The Topcon Positioning Systems Millimeter GPS+ system is increasingly being used for milling and paving. Just as Millimeter GPS+ has been used for fine grading, contractors are beginning to use it for "fine milling" -- and achieving accuracies within a quarter-inch in contrast to the tenth-of-a foot precision inherent in conventional machine control.

Millimeter GPS+ combines GNSS and laser. In addition to a GNSS base and rover, the system uses a PZL-1 Lazer Zone transmitter and a PZS-MC machine-control sensor or PZS-1 rover sensor that gets integrated with the contractor's GNSS receiver. The PZL-1 transmitter sends out a wall of laser light 33 ft. tall and up to 2,000 ft. in diameter. The contractor can link up to four transmitters for a total reach of 8,000 horizontal ft. and 132 vertical ft.
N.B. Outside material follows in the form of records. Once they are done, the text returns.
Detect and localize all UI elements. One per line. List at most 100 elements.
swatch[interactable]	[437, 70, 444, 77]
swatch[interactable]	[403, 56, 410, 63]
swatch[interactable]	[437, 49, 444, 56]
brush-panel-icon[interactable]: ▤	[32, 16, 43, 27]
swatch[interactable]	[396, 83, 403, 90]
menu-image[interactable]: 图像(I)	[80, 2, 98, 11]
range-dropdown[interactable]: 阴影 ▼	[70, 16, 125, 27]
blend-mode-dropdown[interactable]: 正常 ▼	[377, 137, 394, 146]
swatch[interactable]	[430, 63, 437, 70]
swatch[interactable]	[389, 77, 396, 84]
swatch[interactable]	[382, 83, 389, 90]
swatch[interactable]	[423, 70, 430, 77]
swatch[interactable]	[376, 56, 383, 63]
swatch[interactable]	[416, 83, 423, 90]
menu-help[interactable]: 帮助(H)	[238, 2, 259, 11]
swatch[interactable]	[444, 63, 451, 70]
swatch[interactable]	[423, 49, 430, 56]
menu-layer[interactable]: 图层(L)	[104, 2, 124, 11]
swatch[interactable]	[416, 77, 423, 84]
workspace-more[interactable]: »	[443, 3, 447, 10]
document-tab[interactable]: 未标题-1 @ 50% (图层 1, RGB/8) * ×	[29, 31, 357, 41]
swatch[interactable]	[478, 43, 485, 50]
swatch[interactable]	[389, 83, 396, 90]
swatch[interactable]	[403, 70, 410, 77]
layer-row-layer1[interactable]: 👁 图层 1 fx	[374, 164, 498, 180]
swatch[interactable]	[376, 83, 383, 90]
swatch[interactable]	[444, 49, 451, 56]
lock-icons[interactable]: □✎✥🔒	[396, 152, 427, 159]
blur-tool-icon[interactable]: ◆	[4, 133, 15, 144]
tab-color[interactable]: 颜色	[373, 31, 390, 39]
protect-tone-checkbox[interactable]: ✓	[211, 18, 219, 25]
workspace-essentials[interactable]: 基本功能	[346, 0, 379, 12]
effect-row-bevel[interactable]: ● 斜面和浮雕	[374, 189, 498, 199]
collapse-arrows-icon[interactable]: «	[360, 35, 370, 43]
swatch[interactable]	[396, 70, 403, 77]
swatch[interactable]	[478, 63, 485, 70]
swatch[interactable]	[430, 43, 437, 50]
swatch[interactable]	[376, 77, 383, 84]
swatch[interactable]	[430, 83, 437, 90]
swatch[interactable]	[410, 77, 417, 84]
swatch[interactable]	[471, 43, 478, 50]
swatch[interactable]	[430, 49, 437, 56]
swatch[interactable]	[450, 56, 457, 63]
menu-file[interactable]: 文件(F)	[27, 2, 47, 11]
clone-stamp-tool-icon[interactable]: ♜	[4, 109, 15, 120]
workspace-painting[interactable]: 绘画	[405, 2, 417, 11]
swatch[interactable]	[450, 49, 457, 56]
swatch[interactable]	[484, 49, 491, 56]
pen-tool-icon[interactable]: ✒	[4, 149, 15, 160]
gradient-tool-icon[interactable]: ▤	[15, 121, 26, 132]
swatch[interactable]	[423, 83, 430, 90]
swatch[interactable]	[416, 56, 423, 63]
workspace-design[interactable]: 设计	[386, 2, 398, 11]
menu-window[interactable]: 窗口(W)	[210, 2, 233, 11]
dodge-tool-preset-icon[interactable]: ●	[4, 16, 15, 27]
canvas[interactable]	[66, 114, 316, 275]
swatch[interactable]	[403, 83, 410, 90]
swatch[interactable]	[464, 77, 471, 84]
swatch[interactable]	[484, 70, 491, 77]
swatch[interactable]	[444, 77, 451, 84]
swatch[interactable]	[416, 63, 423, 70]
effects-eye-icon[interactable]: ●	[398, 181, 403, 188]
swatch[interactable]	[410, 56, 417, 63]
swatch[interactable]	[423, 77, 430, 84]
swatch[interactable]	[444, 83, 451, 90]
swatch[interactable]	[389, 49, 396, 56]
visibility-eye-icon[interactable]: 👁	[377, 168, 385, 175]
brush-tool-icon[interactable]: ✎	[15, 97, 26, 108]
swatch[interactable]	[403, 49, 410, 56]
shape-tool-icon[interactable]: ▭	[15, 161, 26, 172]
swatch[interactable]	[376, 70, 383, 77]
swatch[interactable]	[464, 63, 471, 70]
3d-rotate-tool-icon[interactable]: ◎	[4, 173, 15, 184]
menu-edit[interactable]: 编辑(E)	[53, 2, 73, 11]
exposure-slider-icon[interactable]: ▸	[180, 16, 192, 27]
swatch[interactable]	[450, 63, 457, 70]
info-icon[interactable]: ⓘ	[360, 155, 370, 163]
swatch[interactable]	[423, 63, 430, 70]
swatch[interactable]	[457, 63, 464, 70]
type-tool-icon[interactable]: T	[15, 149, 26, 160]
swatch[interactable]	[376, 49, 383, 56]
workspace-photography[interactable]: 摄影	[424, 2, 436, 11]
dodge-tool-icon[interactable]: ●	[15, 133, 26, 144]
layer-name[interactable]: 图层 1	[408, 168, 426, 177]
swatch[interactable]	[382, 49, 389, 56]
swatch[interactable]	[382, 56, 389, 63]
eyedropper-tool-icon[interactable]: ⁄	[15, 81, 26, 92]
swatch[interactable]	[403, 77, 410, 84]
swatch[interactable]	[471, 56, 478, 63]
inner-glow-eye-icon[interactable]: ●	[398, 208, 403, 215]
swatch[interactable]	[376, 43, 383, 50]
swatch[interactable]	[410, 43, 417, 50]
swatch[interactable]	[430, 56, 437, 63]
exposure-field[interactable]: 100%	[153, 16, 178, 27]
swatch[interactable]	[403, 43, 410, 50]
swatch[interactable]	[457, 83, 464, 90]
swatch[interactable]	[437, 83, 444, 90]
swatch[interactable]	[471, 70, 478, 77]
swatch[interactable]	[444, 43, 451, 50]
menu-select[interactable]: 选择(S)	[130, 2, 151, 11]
The PZL-1 transmitter can operate multiple machines equipped to accept its signals.

The GNSS component of the system plots the location of the machine while the laser component guides the grader to position and elevate the blade precisely. The system "knows" the three-dimensional position of the laser transmitter and the three-dimensional position of the machine and is then able to calculate the vertical angle from the laser up to the sensor on the machine and provide a vertical correction.